Тихий солдат — страница 65 из 152

– Я сразу понял, что тут надо делать всё как все, – тихонько, шепотом рассказывал нервный светленький человечек средних лет с длинным, унылом носом, – Не куришь, так сделай вид, не пьешь, так все равно выпей, пайки не оставляй и ни с кем не делись. Тут это как слабость понимают, хотя на самом деле, согласитесь, это как раз и есть сила. Тут все перевернуто! С ног на голову поставлено.

– Вы о слабости и силе говорите? – удивлялся Павел, – А сами в окопе решили отсидеться… Разве можно так?

– Это впервые…, понимаете? – смущался бывший музыкант, – Всегда шел со всеми… Не курил, не пил…, а так все пополам! Но в войсках…в обычных частях…это неважно. Не то, что здесь, в штрафных! Мне вдруг показалось, что если я пойду в тот бой, то непременно буду убит. Я даже особый, роковой, можно сказать, ориентир увидел на поле… – один надломанный кустик. Гляжу и думаю, вот до него добегу и там лягу навечно. Даже представил себе это. Пуля попадет в живот. Клянусь! Как в кино увидел. Вы бывали, конечно, в кино?

– Бывал. Много раз. С Машей ходили…и один.

– Маша – это ваша жена?

– Нет… Знакомая…хорошая знакомая.

– Значит, понимаете, – музыкант вздохнул и задумчиво посмотрел почему-то в самый темный угол тесной землянки.

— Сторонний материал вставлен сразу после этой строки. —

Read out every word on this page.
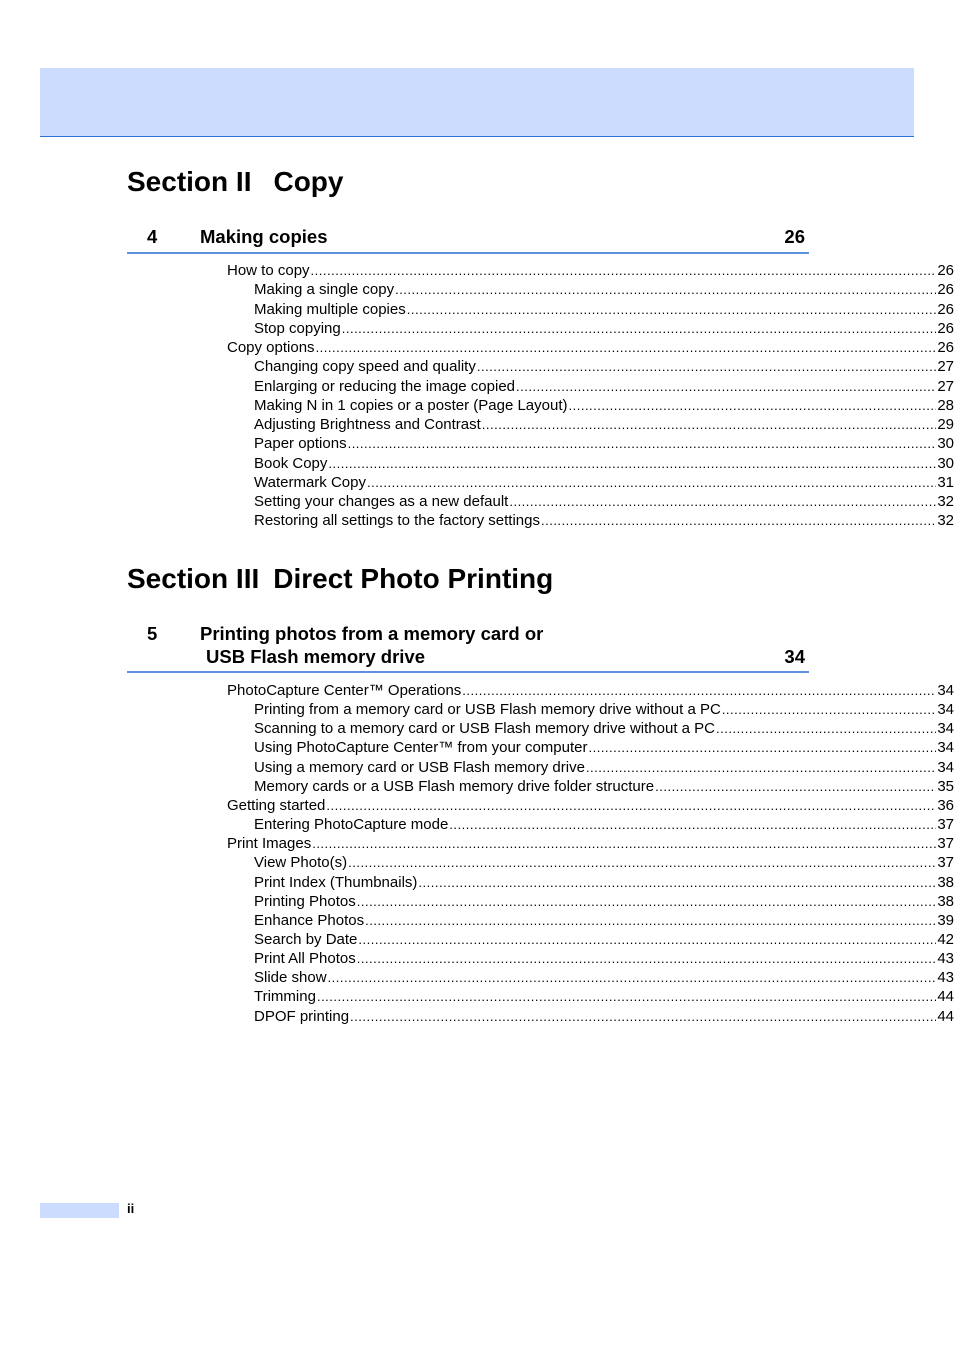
Section II Copy
4 Making copies	26
How to copy .....	26
Making a single copy .....	26
Making multiple copies .....	26
Stop copying .....	26
Copy options .....	26
Changing copy speed and quality .....	27
Enlarging or reducing the image copied .....	27
Making N in 1 copies or a poster (Page Layout) .....	28
Adjusting Brightness and Contrast .....	29
Paper options .....	30
Book Copy .....	30
Watermark Copy .....	31
Setting your changes as a new default .....	32
Restoring all settings to the factory settings .....	32
Section III Direct Photo Printing
5 Printing photos from a memory card or
USB Flash memory drive	34
PhotoCapture Center™ Operations .....	34
Printing from a memory card or USB Flash memory drive without a PC .....	34
Scanning to a memory card or USB Flash memory drive without a PC .....	34
Using PhotoCapture Center™ from your computer .....	34
Using a memory card or USB Flash memory drive .....	34
Memory cards or a USB Flash memory drive folder structure .....	35
Getting started .....	36
Entering PhotoCapture mode .....	37
Print Images .....	37
View Photo(s) .....	37
Print Index (Thumbnails) .....	38
Printing Photos .....	38
Enhance Photos .....	39
Search by Date .....	42
Print All Photos .....	43
Slide show .....	43
Trimming .....	44
DPOF printing .....	44
ii
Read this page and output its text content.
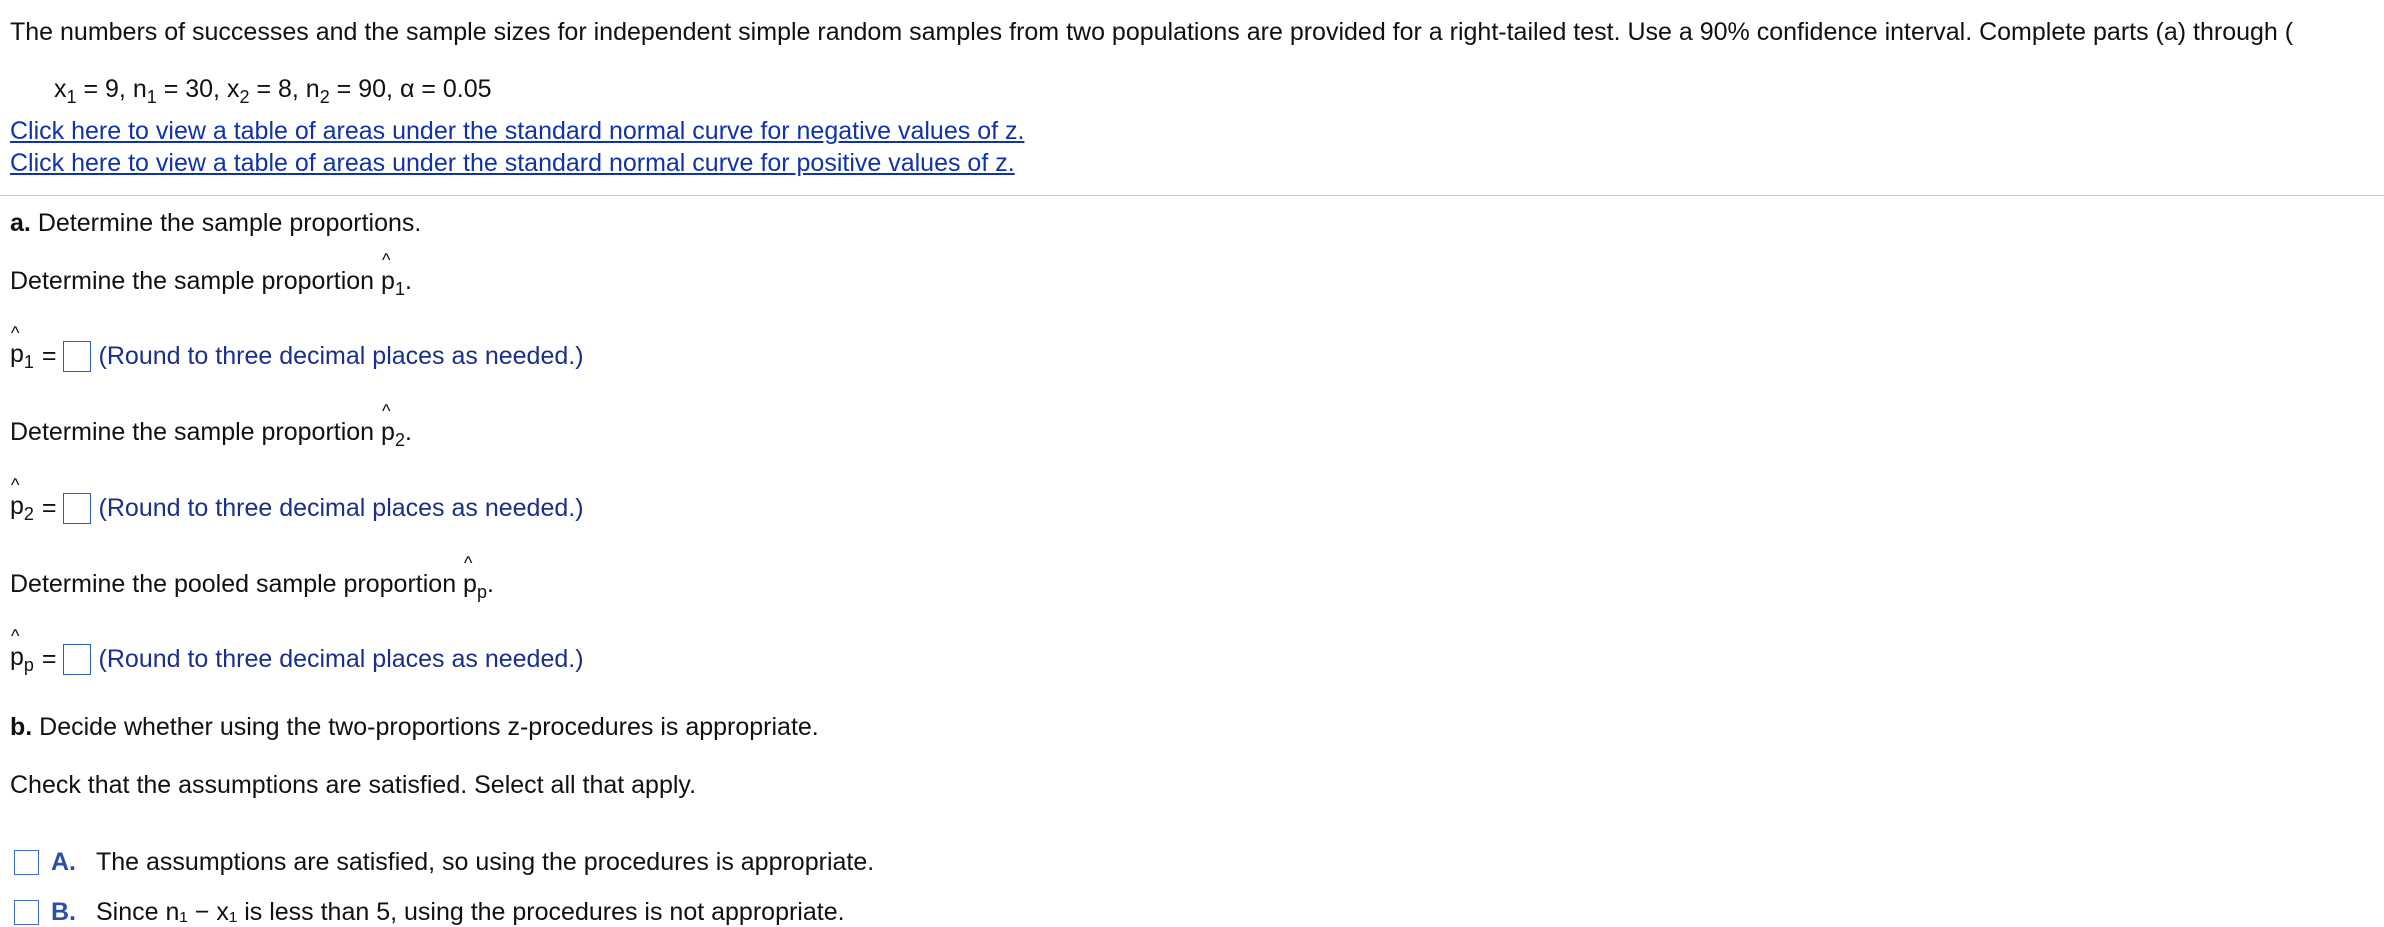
The numbers of successes and the sample sizes for independent simple random samples from two populations are provided for a right-tailed test. Use a 90% confidence interval. Complete parts (a) through (
$x_1 = 9$, $n_1 = 30$, $x_2 = 8$, $n_2 = 90$, α = 0.05
Click here to view a table of areas under the standard normal curve for negative values of z.
Click here to view a table of areas under the standard normal curve for positive values of z.
a. Determine the sample proportions.
Determine the sample proportion
^
$p_1$.
^
$p_1$ = (Round to three decimal places as needed.)
Determine the sample proportion
^
$p_2$.
^
$p_2$ = (Round to three decimal places as needed.)
Determine the pooled sample proportion
^
$p_p$.
^
$p_p$ = (Round to three decimal places as needed.)
b. Decide whether using the two-proportions z-procedures is appropriate.
Check that the assumptions are satisfied. Select all that apply.
A. The assumptions are satisfied, so using the procedures is appropriate.
B. Since n₁ − x₁ is less than 5, using the procedures is not appropriate.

– У меня тоже так бывало, – зашептал Павел, – Только я себя переламывал. Иначе умом тронешься! На войне ведь мы…

– А я не сумел. Зарылся поглубже в окоп. Думаю, хоть разочек пересижу, а потом догоню своих. Но не тут-то было! Сзади налетели…и, надо же, как бывает, с проверкой кто-то приехал из штаба дивизии…подполковник какой-то. Сначала вообще хотели расстрелять. Ну, думаю, не тот кустик мне привиделся! – музыкант зашелестел мелким, заговорщицким смешком, – Но пришел командир моей роты и дал честное слово, что это у меня впервые. Заступился. Все равно приговорили меня к одному месяцу в штрафной. Я тут уже две недели. Приучил себя перед атакой не смотреть на поле…, а то воображение опять разыграется…, тогда беда!

– Многие гибнут?

– Многие, – опять горько вздохнул музыкант и зябко повел плечами, – Человек по тридцать зараз, а то и больше. У нас так не было. Ну, пять, ну, шесть, один раз даже пятнадцать было…, но раненых всегда больше, особенно, легких. Сами знаете, пехота! Живые мишени… Но как здесь, такого никогда не бывало! Со мной сюда еще троих привезли, из разных дивизий…, но с нашего же фронта. Так вот, я один остался…пока. Двоих в первой же атаке, насмерть. А третьего тяжело ранили. Он вчера в лазарете умер. Очень мучился… Растратчик.

– Что это значит?

– Ничего особенного. Значит, растратчик. Старшиной роты служил. Продавал что-то тайком мирному населению. Поймали его и дали три месяца, как особо вредному. Маленький такой был, …мелкий то есть. Как мальчонка какой прямо!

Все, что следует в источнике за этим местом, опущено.